According to Andrei Grachev, co-founder of DWF Labs, the crypto trading and market-making startup has finalized the design for its synthetic stablecoin.
Synthetic stablecoins operate on a soft peg with fiat currencies like the U.S. dollar and are underpinned by collateral assets like Bitcoin (BTC) and other assigned cryptocurrencies.
To maintain parity, synthetic stablecoins rely on opening and closing short-leveraged positions for the underlying collateral. While supposedly decentralized, this design could introduce extra volatility due to its dependence on perpetual trades tied to other tokens.
Grachev shared that DWF Labs’ synthetic dollar would support a basket of collaterals, including the three largest stablecoins: Tether (USDT), Circle’s USD Coin (USDC), and (DAI), which was recently rebranded to USDS by Maker’s switch to the name Sky.
The X post from DWF Labs’ Grachev also listed other underlying assets, such as Ethena’s (USDE), BTC, Ethereum (ETH), a limited list of long-tail altcoins, and blue chips.
DWF Labs had not confirmed if the blue-chip category referred to non-fungible tokens, although the label suggests highly acclaimed NFTs may be involved.
Entering the synthetic dollar market could position DWF Labs against Ethena, the issuer of crypto’s largest on-chain collateralized stablecoin, USDE. Launched for public trading in February, Ethena’s offering has captured $2.69 billion in deposits, with pledged monthly attestations for its product.
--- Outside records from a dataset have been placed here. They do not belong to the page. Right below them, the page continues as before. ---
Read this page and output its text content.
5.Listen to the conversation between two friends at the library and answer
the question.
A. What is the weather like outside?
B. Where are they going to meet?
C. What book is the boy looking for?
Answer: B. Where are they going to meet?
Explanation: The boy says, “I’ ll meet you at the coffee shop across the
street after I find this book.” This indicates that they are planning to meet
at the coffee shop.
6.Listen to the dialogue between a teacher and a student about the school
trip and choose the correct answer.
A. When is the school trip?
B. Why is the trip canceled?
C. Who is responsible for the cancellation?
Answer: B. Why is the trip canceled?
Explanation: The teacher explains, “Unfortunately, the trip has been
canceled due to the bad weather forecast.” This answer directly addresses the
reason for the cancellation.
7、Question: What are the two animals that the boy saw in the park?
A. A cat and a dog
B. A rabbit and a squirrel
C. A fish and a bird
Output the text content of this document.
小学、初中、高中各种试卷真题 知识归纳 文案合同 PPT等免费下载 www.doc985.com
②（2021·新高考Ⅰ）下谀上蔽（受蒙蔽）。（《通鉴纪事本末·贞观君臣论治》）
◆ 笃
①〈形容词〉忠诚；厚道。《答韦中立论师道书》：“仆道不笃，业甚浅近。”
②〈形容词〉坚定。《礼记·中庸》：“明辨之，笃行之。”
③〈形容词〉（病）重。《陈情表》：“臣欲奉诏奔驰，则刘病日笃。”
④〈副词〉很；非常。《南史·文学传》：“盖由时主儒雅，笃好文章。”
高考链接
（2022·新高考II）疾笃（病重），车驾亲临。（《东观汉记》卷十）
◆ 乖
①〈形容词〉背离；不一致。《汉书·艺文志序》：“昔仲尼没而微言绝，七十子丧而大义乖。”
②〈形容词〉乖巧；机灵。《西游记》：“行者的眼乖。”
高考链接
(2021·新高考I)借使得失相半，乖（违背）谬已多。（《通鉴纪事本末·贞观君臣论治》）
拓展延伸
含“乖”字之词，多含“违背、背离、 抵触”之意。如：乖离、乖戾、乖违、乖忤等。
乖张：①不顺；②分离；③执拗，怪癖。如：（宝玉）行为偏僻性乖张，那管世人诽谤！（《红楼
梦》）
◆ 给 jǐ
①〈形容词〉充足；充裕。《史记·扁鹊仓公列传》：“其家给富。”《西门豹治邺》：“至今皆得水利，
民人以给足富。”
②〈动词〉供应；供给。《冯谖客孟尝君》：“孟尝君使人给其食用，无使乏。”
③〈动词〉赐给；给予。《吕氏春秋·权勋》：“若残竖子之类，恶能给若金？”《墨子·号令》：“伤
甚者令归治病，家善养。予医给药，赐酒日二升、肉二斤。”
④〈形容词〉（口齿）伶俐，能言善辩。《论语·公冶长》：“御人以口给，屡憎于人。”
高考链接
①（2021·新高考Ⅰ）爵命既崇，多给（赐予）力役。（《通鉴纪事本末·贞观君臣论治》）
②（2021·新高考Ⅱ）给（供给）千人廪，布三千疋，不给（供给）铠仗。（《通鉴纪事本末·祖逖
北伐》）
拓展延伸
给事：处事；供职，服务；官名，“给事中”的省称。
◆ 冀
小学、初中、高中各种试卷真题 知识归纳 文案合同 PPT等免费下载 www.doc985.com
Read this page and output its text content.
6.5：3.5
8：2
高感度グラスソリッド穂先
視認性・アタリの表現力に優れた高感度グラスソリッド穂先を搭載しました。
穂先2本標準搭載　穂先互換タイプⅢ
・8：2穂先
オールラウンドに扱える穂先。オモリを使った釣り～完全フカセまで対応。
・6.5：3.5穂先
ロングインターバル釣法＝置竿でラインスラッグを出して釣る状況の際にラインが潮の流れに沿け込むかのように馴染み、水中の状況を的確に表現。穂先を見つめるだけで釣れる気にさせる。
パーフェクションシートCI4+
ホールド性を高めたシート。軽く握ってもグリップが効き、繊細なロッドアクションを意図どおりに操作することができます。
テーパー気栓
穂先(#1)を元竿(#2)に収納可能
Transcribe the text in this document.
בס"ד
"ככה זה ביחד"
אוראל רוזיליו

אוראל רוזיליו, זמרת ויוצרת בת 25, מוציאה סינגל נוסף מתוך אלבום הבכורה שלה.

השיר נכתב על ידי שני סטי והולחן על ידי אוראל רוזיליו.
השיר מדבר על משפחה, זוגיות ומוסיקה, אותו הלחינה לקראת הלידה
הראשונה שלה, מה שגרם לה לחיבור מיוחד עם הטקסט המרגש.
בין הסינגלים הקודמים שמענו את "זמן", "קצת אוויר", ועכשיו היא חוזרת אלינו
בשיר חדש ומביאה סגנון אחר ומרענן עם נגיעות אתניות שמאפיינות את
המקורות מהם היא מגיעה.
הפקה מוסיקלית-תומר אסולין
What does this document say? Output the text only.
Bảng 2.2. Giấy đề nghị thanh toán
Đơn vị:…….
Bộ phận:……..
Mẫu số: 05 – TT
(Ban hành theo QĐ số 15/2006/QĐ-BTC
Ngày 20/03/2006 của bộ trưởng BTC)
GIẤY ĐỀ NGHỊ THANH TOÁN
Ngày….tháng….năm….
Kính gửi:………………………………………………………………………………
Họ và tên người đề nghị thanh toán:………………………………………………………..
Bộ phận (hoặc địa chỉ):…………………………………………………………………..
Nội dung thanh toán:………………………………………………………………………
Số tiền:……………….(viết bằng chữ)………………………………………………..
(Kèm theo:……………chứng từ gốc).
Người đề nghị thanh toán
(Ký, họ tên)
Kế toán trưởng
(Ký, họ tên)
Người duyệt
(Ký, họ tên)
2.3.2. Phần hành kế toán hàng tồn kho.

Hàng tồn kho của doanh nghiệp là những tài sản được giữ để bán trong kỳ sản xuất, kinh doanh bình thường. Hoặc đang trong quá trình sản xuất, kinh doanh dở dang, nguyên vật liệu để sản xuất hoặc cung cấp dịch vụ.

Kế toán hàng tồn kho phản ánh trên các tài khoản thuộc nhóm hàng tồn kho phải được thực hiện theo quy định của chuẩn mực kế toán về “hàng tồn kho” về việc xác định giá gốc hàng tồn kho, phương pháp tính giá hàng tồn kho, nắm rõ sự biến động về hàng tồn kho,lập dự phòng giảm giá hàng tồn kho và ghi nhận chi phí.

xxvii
Most of this total value locked exists on Ethereum’s blockchain, valued at about $2.58 billion, according to DefiLlama, with the remainder spread across networks like Mantle, Arbitrum, and Blast.
DWF Labs could face the same skepticism that synthetic dollar protocols have encountered within the crypto community. Following Ethena’s launch, decentralized finance leaders like Fantom developer Andre Cronje compared the sector to TerraUSD, the algorithmic stablecoin involved in a $60 billion ecosystem collapse in 2022.